首先,如何选定“同类型”数字藏品? 这需要考量三个要素。其一,交易平台体量与区块链技术的统一性。不同平台在联盟链、以太坊链等公链与私链之间的技术选择,会导致数字藏品在发行、流通以及可追溯性等方面存在实质性差异。其二,数字藏品铸造投入的成本资源与稀缺性的相似性。数字藏品的铸造过程涉及大量技术和资源投入,包括数字作品的创作、版权保护、智能合约的编写和区块链的部署等。其三,数字藏品首次发行价格和发行数量的近似一致。数字藏品的首次发行价格往往反映了该藏品的基本价值,发行数量则与其稀缺性直接相关。
其次,未公开发行的数字藏品如何认定? 如果涉案贿赂属于未公开发行的数字藏品,数额认定可考虑以成本价格为基础,以处置价格为补充,同时参照同类型数字藏品的同期市场交易价格。在受贿人未处置涉案数字藏品的情况下,数额认定可考虑以成本价格为基础,同时参照同类型数字藏品同期的市场交易价格。成本价一般分为铸造成本和购买成本两种情形。如果行贿人通过铸造方式获得数字藏品,应当以其铸造成本作为数额认定基础,包括区块链上链费、技术开发费、藏品设计创作费和版权费等。如果行贿人通过购买方式获得数字藏品,则应当以其购买成本作为评估基础,包括交易过程中发生的平台手续费、服务费和税费等。在具体操作中,可考虑以受贿既遂当日为时间基准,选取前后一个月内的同类型数字藏品的市场交易价格数据做参照。当数字藏品的成本价格高于处置价格时,可以成本价格来认定受贿犯罪的数额。

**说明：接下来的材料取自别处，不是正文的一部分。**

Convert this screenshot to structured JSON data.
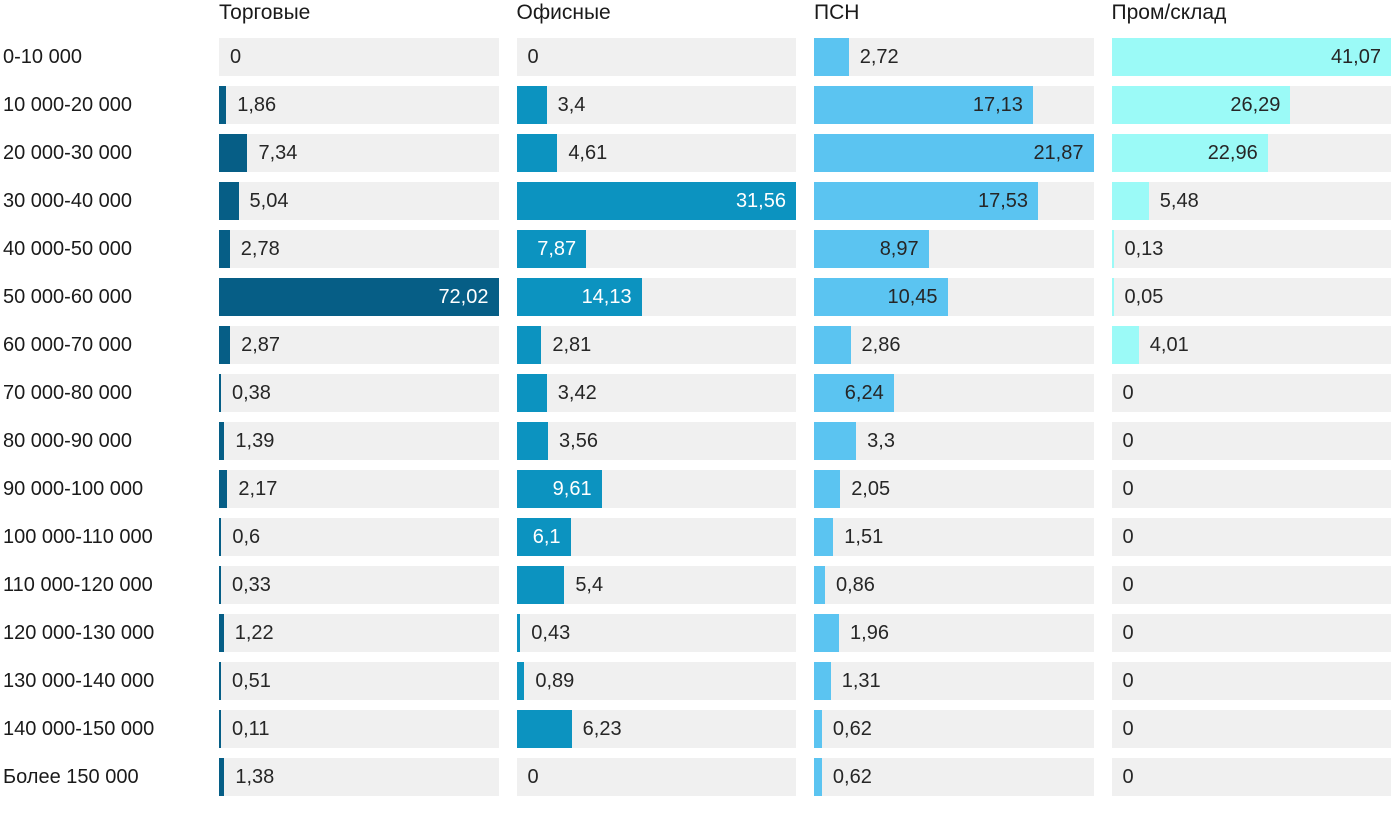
{
  "chart_data": {
    "type": "bar",
    "orientation": "horizontal",
    "title": "",
    "xlabel": "",
    "ylabel": "",
    "grid": false,
    "legend_position": "column-headers",
    "track_color": "#f0f0f0",
    "row_label_color": "#1a1a1a",
    "outside_value_color": "#262626",
    "categories": [
      "0-10 000",
      "10 000-20 000",
      "20 000-30 000",
      "30 000-40 000",
      "40 000-50 000",
      "50 000-60 000",
      "60 000-70 000",
      "70 000-80 000",
      "80 000-90 000",
      "90 000-100 000",
      "100 000-110 000",
      "110 000-120 000",
      "120 000-130 000",
      "130 000-140 000",
      "140 000-150 000",
      "Более 150 000"
    ],
    "series": [
      {
        "name": "Торговые",
        "color": "#065e86",
        "inside_label_color": "#ffffff",
        "axis_max": 72.02,
        "values": [
          0,
          1.86,
          7.34,
          5.04,
          2.78,
          72.02,
          2.87,
          0.38,
          1.39,
          2.17,
          0.6,
          0.33,
          1.22,
          0.51,
          0.11,
          1.38
        ],
        "labels": [
          "0",
          "1,86",
          "7,34",
          "5,04",
          "2,78",
          "72,02",
          "2,87",
          "0,38",
          "1,39",
          "2,17",
          "0,6",
          "0,33",
          "1,22",
          "0,51",
          "0,11",
          "1,38"
        ],
        "label_inside": [
          false,
          false,
          false,
          false,
          false,
          true,
          false,
          false,
          false,
          false,
          false,
          false,
          false,
          false,
          false,
          false
        ]
      },
      {
        "name": "Офисные",
        "color": "#0c93c0",
        "inside_label_color": "#ffffff",
        "axis_max": 31.56,
        "values": [
          0,
          3.4,
          4.61,
          31.56,
          7.87,
          14.13,
          2.81,
          3.42,
          3.56,
          9.61,
          6.1,
          5.4,
          0.43,
          0.89,
          6.23,
          0
        ],
        "labels": [
          "0",
          "3,4",
          "4,61",
          "31,56",
          "7,87",
          "14,13",
          "2,81",
          "3,42",
          "3,56",
          "9,61",
          "6,1",
          "5,4",
          "0,43",
          "0,89",
          "6,23",
          "0"
        ],
        "label_inside": [
          false,
          false,
          false,
          true,
          true,
          true,
          false,
          false,
          false,
          true,
          true,
          false,
          false,
          false,
          false,
          false
        ]
      },
      {
        "name": "ПСН",
        "color": "#5bc4f1",
        "inside_label_color": "#262626",
        "axis_max": 21.87,
        "values": [
          2.72,
          17.13,
          21.87,
          17.53,
          8.97,
          10.45,
          2.86,
          6.24,
          3.3,
          2.05,
          1.51,
          0.86,
          1.96,
          1.31,
          0.62,
          0.62
        ],
        "labels": [
          "2,72",
          "17,13",
          "21,87",
          "17,53",
          "8,97",
          "10,45",
          "2,86",
          "6,24",
          "3,3",
          "2,05",
          "1,51",
          "0,86",
          "1,96",
          "1,31",
          "0,62",
          "0,62"
        ],
        "label_inside": [
          false,
          true,
          true,
          true,
          true,
          true,
          false,
          true,
          false,
          false,
          false,
          false,
          false,
          false,
          false,
          false
        ]
      },
      {
        "name": "Пром/склад",
        "color": "#9bfaf7",
        "inside_label_color": "#262626",
        "axis_max": 41.07,
        "values": [
          41.07,
          26.29,
          22.96,
          5.48,
          0.13,
          0.05,
          4.01,
          0,
          0,
          0,
          0,
          0,
          0,
          0,
          0,
          0
        ],
        "labels": [
          "41,07",
          "26,29",
          "22,96",
          "5,48",
          "0,13",
          "0,05",
          "4,01",
          "0",
          "0",
          "0",
          "0",
          "0",
          "0",
          "0",
          "0",
          "0"
        ],
        "label_inside": [
          true,
          true,
          true,
          false,
          false,
          false,
          false,
          false,
          false,
          false,
          false,
          false,
          false,
          false,
          false,
          false
        ]
      }
    ]
  }
}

在受贿人已处置涉案数字藏品的情况下,数额认定仍可以成本价格为基础,以处置价格为补充,同时参照同类型数字藏品同期的市场交易价格。如果行为时数字藏品的市场价格低于同类型数字藏品同期市场交易价格,受贿数额可依照前者价格来认定。
最后,已公开发行的数字藏品如何认定? 如果涉案贿赂属于已公开发行的数字藏品,数额认定可考虑以受贿行为完成时的市场价格为基础,以处置价格为补充,同时参照同类型数字藏品的同期市场交易价格。在受贿人未处置涉案数字藏品的情况下,数额认定可以受贿行为完成时的市场价格为基础,同时参照同类型数字藏品同期的市场交易价格。在受贿人已处置涉案数字藏品的情况下,同样以受贿行为完成时的市场价格为基础,以处置价格为补充。